Regardless of the development type, this revision adds an additional 51,200 acres of land (13% of the overall city limits) to the Special Flood Hazard Area. Therefore requiring all development within the 500-year floodplain be submitted for City review to ensure adherence to the floodplain regulations.
FEMA Floodplain Considerations
Prior to Hurricane Harvey, The Hydrometeorological Design Studies Center (HDSC) within the Office of Water Prediction (OWP) of National Oceanic and Atmospheric Administration’s (NOAA) National Weather Service (NWS) was updating precipitation frequency estimates for various parts of the United States and affiliated territories, which are published as Volumes of NOAA Atlas 14 (NA14). HDSC is currently updating estimates for the state of Texas that will be published in 2018 as NOAA Atlas 14 Volume 11 Version 2 the National Oceanic and Atmospheric Administration (NOAA). This update to precipitation estimates would most likely lead to revisions of the current floodplain maps by FEMA. Along with the Chapter 19 regulation revisions, an addendum was passed stating that if the FEMA floodplain maps within Harris County are updated, the City of Houston City Council will vote within 60 days on whether to amend the floodplain regulations again.

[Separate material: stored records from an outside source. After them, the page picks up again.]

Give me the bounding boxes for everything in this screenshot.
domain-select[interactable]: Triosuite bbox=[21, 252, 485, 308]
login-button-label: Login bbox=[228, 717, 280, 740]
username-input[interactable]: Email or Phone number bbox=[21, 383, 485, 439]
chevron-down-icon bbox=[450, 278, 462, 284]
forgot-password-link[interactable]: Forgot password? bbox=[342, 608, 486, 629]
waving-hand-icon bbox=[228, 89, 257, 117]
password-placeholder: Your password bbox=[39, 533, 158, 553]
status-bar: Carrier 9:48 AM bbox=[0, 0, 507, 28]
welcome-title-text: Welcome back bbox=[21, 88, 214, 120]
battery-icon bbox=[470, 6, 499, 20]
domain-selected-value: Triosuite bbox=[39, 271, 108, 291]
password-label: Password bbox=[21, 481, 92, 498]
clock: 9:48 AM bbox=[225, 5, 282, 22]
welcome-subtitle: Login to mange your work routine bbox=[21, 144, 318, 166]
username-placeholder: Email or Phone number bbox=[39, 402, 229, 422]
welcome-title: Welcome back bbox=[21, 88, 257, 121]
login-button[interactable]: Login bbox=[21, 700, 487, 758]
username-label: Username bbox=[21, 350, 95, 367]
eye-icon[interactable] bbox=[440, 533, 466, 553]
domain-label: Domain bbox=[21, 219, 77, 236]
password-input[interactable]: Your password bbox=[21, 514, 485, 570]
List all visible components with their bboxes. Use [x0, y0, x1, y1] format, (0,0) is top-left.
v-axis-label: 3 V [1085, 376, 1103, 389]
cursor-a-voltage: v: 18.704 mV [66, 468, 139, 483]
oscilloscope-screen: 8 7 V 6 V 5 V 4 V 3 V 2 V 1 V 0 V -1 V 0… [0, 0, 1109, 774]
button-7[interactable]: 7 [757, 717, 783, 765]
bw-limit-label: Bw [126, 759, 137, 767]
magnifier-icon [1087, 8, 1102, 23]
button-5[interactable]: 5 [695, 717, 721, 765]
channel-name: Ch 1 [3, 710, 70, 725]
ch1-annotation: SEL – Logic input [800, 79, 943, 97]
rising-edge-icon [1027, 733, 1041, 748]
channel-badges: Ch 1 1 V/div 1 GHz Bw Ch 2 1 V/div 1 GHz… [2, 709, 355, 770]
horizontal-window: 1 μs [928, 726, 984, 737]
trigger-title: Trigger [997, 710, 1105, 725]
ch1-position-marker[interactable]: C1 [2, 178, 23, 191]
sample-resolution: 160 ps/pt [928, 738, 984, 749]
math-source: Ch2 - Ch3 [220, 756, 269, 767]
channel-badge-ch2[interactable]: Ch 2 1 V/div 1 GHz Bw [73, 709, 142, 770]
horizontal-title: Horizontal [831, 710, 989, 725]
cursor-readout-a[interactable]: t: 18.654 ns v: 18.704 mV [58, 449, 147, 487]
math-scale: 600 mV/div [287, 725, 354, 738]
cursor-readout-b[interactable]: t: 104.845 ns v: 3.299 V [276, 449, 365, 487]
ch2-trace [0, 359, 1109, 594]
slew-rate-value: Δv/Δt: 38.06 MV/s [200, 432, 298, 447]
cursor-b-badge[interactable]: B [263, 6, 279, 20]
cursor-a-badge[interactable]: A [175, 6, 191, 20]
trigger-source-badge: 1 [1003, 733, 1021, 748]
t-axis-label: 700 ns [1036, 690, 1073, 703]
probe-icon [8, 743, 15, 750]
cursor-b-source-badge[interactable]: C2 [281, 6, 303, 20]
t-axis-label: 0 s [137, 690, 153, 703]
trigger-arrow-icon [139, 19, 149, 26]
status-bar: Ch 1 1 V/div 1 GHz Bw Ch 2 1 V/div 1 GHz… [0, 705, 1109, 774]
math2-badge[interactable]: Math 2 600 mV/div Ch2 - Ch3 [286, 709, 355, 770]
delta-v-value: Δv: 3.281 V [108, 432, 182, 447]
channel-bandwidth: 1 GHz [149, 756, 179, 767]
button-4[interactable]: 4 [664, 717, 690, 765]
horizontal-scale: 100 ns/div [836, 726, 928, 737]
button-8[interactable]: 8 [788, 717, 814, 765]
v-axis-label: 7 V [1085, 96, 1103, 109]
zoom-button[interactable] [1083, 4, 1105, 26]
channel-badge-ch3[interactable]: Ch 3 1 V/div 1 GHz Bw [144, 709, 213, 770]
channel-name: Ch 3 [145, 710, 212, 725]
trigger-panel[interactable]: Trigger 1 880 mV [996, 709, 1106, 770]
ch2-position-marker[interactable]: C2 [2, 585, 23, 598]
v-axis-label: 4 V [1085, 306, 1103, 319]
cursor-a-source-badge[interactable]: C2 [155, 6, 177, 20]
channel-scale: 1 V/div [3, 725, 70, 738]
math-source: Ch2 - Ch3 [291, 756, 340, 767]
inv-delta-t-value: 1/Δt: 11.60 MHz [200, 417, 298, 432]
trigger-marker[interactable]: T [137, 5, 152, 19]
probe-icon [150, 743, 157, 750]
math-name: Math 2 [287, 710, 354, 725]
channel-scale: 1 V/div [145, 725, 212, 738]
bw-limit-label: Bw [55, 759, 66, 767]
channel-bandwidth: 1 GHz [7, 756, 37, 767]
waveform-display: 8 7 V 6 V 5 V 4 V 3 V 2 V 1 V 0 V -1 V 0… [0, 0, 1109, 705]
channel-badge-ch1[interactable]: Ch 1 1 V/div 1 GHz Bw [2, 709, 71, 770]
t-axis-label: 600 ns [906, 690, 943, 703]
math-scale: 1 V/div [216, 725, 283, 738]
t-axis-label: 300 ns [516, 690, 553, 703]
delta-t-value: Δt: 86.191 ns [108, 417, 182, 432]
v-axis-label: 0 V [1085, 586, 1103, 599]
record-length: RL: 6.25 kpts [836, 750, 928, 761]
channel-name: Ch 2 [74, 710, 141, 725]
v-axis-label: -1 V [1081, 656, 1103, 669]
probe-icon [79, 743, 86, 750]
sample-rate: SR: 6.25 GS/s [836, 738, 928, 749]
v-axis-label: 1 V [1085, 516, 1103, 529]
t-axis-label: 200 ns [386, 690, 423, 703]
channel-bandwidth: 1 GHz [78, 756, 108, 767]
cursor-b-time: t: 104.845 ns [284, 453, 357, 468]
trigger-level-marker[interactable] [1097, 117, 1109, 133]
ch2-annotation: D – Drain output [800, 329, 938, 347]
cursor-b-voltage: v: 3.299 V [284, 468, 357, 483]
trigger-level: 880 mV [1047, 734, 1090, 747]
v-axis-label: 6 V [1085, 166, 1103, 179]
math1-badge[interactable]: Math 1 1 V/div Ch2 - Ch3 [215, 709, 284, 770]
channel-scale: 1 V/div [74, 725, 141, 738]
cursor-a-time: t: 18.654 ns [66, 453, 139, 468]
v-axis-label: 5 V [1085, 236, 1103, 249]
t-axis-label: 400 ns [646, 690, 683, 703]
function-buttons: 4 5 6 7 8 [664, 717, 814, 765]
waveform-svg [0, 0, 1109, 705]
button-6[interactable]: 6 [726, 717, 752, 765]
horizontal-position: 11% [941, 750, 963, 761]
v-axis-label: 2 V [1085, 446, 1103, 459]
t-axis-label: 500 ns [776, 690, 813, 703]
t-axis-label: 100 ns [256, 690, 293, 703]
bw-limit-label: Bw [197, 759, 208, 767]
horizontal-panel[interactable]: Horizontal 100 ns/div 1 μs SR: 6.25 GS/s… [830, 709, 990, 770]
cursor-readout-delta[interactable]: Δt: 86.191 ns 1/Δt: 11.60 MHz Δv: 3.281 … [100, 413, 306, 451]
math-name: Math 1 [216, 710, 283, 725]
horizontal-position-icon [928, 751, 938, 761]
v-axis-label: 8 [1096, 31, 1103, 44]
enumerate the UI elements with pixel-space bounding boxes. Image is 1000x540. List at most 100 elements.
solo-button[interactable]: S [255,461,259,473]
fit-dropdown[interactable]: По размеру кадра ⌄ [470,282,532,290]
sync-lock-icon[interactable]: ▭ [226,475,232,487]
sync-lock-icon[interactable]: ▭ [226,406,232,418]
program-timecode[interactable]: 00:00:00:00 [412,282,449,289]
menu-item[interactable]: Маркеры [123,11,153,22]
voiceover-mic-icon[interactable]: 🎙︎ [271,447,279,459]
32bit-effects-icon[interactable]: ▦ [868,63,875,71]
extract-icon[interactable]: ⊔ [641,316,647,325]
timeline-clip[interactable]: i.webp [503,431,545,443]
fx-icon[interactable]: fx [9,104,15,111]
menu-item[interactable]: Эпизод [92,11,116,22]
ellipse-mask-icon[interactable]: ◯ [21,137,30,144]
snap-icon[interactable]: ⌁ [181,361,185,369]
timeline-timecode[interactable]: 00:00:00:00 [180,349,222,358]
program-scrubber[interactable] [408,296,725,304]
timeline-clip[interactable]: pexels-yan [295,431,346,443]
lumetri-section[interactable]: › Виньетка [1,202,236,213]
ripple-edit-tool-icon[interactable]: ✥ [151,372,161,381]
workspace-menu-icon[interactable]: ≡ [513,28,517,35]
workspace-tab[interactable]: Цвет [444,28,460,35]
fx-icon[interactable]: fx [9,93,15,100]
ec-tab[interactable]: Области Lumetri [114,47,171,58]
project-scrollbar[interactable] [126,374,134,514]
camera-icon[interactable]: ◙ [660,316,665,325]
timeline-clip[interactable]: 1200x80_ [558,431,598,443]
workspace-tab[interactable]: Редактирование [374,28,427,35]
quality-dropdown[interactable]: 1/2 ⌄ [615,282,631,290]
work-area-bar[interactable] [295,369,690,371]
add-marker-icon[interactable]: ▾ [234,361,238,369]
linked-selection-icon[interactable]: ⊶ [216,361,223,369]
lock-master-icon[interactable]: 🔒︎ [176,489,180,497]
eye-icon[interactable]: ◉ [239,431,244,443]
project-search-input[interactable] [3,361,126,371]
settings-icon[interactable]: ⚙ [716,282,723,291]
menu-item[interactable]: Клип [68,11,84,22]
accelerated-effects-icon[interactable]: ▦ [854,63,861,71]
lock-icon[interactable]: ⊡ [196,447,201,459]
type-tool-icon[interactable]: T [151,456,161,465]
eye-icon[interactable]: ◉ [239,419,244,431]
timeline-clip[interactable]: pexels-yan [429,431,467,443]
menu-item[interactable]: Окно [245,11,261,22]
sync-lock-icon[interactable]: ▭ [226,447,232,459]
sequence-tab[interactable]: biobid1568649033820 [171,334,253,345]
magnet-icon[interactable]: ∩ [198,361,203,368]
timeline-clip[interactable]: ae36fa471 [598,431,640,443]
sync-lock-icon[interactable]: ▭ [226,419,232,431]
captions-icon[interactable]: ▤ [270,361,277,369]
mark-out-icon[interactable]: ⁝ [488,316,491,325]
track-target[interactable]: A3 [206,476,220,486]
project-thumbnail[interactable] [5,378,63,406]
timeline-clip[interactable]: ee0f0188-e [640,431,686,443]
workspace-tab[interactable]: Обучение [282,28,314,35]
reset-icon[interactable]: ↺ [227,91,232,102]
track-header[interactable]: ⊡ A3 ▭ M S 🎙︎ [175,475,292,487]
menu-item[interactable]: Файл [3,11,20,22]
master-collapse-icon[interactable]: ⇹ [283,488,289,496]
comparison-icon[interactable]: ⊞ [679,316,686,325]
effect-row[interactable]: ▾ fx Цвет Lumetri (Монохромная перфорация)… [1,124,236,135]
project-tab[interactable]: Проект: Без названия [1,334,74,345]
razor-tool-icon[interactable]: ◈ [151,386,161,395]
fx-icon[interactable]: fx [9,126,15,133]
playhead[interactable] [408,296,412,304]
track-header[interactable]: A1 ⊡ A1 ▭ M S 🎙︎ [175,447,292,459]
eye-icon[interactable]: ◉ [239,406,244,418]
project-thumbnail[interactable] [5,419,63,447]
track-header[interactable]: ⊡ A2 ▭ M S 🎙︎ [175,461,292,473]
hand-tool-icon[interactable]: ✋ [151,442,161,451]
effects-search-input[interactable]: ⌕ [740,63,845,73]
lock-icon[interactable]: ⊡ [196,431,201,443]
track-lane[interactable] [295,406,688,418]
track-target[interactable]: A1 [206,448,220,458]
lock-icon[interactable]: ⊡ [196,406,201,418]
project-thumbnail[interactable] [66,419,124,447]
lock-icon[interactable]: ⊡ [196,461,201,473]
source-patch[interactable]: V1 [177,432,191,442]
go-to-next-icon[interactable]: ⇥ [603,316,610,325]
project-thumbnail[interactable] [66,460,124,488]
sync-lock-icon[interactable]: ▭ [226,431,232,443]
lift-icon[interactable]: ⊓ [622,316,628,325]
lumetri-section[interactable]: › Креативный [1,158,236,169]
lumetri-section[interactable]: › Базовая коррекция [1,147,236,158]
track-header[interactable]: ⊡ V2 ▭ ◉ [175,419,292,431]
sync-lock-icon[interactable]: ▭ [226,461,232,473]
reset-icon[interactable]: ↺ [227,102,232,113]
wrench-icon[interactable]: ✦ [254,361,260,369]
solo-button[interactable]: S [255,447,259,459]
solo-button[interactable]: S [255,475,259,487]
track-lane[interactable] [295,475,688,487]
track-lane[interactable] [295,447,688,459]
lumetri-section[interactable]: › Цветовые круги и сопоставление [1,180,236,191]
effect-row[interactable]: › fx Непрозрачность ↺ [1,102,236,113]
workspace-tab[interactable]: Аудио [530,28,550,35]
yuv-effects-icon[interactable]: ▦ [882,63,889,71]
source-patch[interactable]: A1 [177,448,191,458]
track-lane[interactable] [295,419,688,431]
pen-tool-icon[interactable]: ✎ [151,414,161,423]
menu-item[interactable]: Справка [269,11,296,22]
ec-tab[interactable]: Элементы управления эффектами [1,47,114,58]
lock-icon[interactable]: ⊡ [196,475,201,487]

If the FEMA maps are updated, the 100-year water surface elevation would likely rise and may be as high as the existing 500-year water surface elevation in certain areas. In the past, the process of updating the FEMA maps has proven to be lengthy. Future updates to maps would take likely take several years and be adopted on a watershed by watershed basis.
It is likely that additional amendments to Chapter 19 will continue to be made, and we will follow along with the updates and their associated impacts.